Onderwerp: Bezoek-historie

RSJ S-20/3441/SGA, 17 april 2020, schorsing
Uitspraakdatum:17-04-2020

Dit onderwerp bevat de volgende rubrieken.

Nummer          S-20/3441/SGA

               

Betreft [Verzoeker]

Datum 17 april 2020

 

 

Uitspraak van de voorzitter van de beroepscommissie van de RSJ op het verzoek van [Verzoeker] (hierna: verzoeker)

 

1. De procedure

Verzoeker – die in de (PI) Sittard – verblijft, dient drie dagen in zijn cel te blijven, volgens het protocol van de Dienst Justitiële Inrichtingen (DJI) in verband met het Coronavirus.

Verzoekers raadsman, mr. R.A. van der Horst, vraagt namens verzoeker om schorsing van de (verdere) tenuitvoerlegging daarvan.

 

De voorzitter heeft de directeur in de gelegenheid gesteld om schriftelijk op het verzoek te reageren. Daarnaast heeft de voorzitter kennisgenomen van de mededeling van de secretaris van de beklagcommissie dat het schorsingsverzoek zal worden ingeschreven als klaagschrift.

 

2. De beoordeling

De voorzitter stelt voorop dat bij een verzoek om schorsing van de tenuitvoerlegging van een beslissing van de directeur slechts ruimte bestaat voor een voorlopige beoordeling. De zaak kan dus niet ten gronde worden onderzocht. De voorzitter beoordeelt alleen of de beslissing waartegen beklag is ingesteld in strijd is met een wettelijk voorschrift of dat deze zodanig onredelijk of onbillijk is dat er een spoedeisend belang is om op dit moment de (verdere) tenuitvoerlegging van die beslissing te schorsen.
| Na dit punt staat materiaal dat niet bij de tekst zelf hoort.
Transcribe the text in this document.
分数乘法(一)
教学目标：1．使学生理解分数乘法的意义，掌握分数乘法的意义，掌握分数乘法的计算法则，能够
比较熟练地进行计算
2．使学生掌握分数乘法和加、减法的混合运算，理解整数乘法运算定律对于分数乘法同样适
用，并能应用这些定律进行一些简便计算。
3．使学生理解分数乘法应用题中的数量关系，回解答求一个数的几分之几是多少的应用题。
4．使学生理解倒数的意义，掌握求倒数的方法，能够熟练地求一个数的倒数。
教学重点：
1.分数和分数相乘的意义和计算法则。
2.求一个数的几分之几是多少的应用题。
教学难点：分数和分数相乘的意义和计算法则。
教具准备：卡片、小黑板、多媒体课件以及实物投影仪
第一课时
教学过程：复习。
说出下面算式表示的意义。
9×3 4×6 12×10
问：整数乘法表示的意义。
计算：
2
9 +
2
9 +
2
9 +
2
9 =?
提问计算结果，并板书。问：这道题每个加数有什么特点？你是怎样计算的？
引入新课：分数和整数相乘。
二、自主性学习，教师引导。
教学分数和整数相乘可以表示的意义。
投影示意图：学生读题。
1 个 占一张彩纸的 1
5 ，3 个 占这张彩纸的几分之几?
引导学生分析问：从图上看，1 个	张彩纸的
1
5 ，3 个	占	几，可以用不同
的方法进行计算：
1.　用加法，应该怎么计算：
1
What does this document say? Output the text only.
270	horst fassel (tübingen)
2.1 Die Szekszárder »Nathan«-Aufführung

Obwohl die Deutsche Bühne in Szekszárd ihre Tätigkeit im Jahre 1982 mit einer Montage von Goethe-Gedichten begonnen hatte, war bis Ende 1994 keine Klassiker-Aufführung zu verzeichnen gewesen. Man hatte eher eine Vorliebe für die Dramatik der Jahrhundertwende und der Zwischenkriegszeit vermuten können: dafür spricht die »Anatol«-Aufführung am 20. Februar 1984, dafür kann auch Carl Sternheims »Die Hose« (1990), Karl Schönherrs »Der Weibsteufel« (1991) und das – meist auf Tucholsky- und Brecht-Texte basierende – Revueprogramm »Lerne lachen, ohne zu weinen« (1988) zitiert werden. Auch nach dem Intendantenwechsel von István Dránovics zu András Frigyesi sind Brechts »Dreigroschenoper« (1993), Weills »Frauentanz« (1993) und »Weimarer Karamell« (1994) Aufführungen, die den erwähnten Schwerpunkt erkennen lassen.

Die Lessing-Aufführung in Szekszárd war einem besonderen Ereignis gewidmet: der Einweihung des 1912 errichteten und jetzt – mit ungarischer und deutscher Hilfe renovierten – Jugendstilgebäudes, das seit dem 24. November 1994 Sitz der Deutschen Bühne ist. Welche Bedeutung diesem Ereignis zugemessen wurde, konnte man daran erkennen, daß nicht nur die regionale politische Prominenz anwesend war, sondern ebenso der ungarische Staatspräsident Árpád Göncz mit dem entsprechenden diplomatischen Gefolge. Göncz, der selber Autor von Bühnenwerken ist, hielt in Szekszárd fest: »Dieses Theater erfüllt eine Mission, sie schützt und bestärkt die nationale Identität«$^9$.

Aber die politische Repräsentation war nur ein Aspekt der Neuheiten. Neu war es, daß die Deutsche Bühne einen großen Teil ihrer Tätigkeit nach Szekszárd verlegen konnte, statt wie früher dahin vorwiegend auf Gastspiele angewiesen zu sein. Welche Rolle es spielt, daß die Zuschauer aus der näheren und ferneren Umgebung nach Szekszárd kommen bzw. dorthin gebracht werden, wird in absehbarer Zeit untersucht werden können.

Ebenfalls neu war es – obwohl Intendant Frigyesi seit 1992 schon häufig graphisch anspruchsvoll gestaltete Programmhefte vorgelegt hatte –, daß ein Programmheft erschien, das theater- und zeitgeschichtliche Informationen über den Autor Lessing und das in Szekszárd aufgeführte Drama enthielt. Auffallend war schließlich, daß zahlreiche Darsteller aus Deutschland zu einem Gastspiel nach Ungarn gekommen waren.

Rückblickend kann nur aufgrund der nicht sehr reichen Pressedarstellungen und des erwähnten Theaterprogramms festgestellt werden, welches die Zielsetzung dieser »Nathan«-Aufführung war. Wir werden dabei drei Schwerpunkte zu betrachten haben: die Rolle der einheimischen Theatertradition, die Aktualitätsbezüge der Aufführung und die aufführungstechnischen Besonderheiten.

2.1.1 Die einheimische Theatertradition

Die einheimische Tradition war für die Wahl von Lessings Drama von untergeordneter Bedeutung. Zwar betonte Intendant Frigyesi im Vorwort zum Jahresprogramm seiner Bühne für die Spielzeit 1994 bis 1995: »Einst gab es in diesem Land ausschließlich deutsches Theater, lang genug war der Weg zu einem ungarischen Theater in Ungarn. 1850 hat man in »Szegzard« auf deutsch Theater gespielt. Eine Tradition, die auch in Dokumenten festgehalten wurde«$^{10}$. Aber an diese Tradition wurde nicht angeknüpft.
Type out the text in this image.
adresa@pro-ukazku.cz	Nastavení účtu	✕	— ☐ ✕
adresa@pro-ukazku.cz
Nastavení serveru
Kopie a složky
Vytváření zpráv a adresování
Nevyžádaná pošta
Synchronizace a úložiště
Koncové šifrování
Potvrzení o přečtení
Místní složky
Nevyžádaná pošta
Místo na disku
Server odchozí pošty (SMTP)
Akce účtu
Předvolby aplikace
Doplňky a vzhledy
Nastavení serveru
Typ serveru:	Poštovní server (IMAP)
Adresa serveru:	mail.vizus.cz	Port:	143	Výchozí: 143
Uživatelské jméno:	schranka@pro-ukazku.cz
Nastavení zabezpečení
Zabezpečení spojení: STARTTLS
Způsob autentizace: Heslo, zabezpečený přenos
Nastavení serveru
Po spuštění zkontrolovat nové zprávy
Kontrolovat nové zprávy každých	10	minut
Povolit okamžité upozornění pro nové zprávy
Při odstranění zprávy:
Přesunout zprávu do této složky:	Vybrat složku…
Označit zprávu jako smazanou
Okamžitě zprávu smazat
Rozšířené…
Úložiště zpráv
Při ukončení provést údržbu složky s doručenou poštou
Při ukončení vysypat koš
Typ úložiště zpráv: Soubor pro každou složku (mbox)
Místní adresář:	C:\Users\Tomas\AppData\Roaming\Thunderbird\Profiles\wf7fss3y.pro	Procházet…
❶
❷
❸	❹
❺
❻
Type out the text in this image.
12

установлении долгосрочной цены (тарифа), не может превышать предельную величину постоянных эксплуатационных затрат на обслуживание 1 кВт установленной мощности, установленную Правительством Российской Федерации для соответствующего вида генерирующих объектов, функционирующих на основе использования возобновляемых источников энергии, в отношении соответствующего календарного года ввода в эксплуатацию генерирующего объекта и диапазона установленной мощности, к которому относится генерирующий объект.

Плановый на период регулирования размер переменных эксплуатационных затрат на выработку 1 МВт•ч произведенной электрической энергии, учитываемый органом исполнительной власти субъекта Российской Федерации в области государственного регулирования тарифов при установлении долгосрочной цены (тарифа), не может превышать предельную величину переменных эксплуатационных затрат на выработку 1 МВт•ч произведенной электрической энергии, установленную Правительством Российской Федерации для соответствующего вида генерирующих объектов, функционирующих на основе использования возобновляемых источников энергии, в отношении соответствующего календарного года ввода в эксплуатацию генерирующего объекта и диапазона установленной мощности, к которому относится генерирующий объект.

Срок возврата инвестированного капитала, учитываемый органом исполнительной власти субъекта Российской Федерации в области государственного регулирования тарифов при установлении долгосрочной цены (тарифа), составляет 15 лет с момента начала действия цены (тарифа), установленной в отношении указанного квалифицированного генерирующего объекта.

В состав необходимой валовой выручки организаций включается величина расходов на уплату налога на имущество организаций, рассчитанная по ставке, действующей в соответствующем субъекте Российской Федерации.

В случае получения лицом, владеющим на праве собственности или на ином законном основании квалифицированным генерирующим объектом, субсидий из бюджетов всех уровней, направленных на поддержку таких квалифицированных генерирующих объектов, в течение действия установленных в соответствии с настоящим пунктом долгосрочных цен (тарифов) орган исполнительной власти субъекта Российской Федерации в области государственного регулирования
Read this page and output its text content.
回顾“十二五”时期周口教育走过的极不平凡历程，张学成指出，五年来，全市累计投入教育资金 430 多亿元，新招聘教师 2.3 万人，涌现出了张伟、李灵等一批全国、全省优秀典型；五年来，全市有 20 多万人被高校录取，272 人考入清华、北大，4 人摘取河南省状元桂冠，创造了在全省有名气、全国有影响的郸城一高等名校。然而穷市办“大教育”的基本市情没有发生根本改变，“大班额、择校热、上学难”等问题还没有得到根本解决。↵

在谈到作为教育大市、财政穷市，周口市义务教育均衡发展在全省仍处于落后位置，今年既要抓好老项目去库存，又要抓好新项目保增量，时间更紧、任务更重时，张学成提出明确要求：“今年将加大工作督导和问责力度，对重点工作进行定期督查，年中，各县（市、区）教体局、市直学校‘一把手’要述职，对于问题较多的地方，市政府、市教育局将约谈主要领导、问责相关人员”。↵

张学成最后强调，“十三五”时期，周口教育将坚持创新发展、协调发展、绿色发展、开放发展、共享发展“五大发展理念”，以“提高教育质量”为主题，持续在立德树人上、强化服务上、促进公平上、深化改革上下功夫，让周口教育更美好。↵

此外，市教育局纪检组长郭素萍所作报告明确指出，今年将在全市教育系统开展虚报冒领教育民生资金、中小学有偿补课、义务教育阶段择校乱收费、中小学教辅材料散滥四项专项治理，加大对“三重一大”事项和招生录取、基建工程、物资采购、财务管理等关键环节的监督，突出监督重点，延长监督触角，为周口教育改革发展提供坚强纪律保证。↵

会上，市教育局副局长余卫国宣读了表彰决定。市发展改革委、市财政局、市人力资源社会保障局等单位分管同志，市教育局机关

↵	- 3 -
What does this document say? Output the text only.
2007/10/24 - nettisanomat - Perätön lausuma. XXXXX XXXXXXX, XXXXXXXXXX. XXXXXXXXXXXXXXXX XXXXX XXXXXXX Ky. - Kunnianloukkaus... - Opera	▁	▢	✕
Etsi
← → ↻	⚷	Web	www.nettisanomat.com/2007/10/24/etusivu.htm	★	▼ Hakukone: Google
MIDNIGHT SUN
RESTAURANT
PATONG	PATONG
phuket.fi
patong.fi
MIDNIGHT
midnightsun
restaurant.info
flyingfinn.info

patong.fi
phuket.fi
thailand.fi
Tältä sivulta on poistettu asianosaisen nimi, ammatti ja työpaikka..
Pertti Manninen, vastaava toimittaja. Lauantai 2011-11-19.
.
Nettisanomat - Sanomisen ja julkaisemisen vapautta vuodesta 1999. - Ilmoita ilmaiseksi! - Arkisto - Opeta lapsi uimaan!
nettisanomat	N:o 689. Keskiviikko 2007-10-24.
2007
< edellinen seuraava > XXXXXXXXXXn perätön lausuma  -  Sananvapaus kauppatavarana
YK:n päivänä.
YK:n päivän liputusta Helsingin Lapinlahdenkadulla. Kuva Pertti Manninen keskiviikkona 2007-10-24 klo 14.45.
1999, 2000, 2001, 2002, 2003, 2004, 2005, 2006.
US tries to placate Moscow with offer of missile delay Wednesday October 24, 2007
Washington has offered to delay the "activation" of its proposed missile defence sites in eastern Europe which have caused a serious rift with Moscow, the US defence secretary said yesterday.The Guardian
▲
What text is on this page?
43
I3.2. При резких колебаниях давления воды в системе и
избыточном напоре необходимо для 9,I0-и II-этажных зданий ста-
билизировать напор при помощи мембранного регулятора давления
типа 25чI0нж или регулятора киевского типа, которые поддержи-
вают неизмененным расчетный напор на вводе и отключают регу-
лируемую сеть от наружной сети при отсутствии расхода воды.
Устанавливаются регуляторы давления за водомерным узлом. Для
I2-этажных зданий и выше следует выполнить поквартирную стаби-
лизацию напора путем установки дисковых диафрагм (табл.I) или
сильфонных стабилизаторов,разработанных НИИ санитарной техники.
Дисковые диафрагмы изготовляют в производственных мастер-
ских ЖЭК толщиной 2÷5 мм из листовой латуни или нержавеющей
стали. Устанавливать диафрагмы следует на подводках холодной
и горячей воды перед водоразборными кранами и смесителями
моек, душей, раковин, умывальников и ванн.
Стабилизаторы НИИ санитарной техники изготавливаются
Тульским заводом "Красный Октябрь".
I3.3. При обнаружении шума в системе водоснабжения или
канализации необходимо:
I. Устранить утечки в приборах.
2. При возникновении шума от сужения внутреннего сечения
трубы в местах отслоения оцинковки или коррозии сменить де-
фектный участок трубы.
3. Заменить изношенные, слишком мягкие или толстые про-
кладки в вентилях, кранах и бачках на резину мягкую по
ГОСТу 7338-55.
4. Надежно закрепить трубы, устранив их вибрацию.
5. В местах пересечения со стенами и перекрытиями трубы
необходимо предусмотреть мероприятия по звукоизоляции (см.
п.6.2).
Naar het oordeel van de voorzitter is dat het geval.

Namens verzoeker wordt gesteld dat hem is medegedeeld dat hij - samen met zijn celgenoot - uit voorzorg drie dagen in zijn cel moet blijven. Voor verzoeker is onduidelijk op welke (juridische) grondslag de beslissing is genomen; hij beschikt niet over een schriftelijke beslissing van de directeur.

Uit de schriftelijke inlichtingen van de directeur komt naar voren dat aan verzoeker is medegedeeld dat hij op grond van informatie van de medische dienst en het geldende protocol van DJI rondom het Coronavirus op zijn cel moet verblijven.

De voorzitter overweegt dat de directeur in de schriftelijke inlichtingen alleen heeft verwezen naar een - vrij algemene - mededeling van de medische dienst en het protocol van DJI rondom het Coronavirus. Naar het voorlopig oordeel van de voorzitter is uit de inlichtingen van de directeur onvoldoende duidelijk geworden of en wanneer, waarom, voor welke duur en op welke juridische grondslag de directeur een beslissing heeft genomen ten aanzien van verzoeker. De directeur kan deze beslissing ook mondeling nemen of genomen hebben, maar in dat geval dient dit duidelijk te zijn voor verzoeker en dient deze beslissing ook gemotiveerd te zijn. Ook daar is onvoldoende van gebleken. Gelet op bovenstaande is de insluiting van verzoeker in zijn cel zodanig onredelijk en onbillijk dat het verzoek moet worden toegewezen.

 

3. De uitspraak

De voorzitter wijst het verzoek toe en schorst de tenuitvoerlegging van de bestreden beslissing met onmiddellijke ingang tot het moment waarop de beklagcommissie op het onderliggende beklag heeft beslist.

 

 

Deze uitspraak is op 17 april 2020 gegeven door mr. A.M.G. Smit, voorzitter, bijgestaan door J.A. van der Veen, secretaris.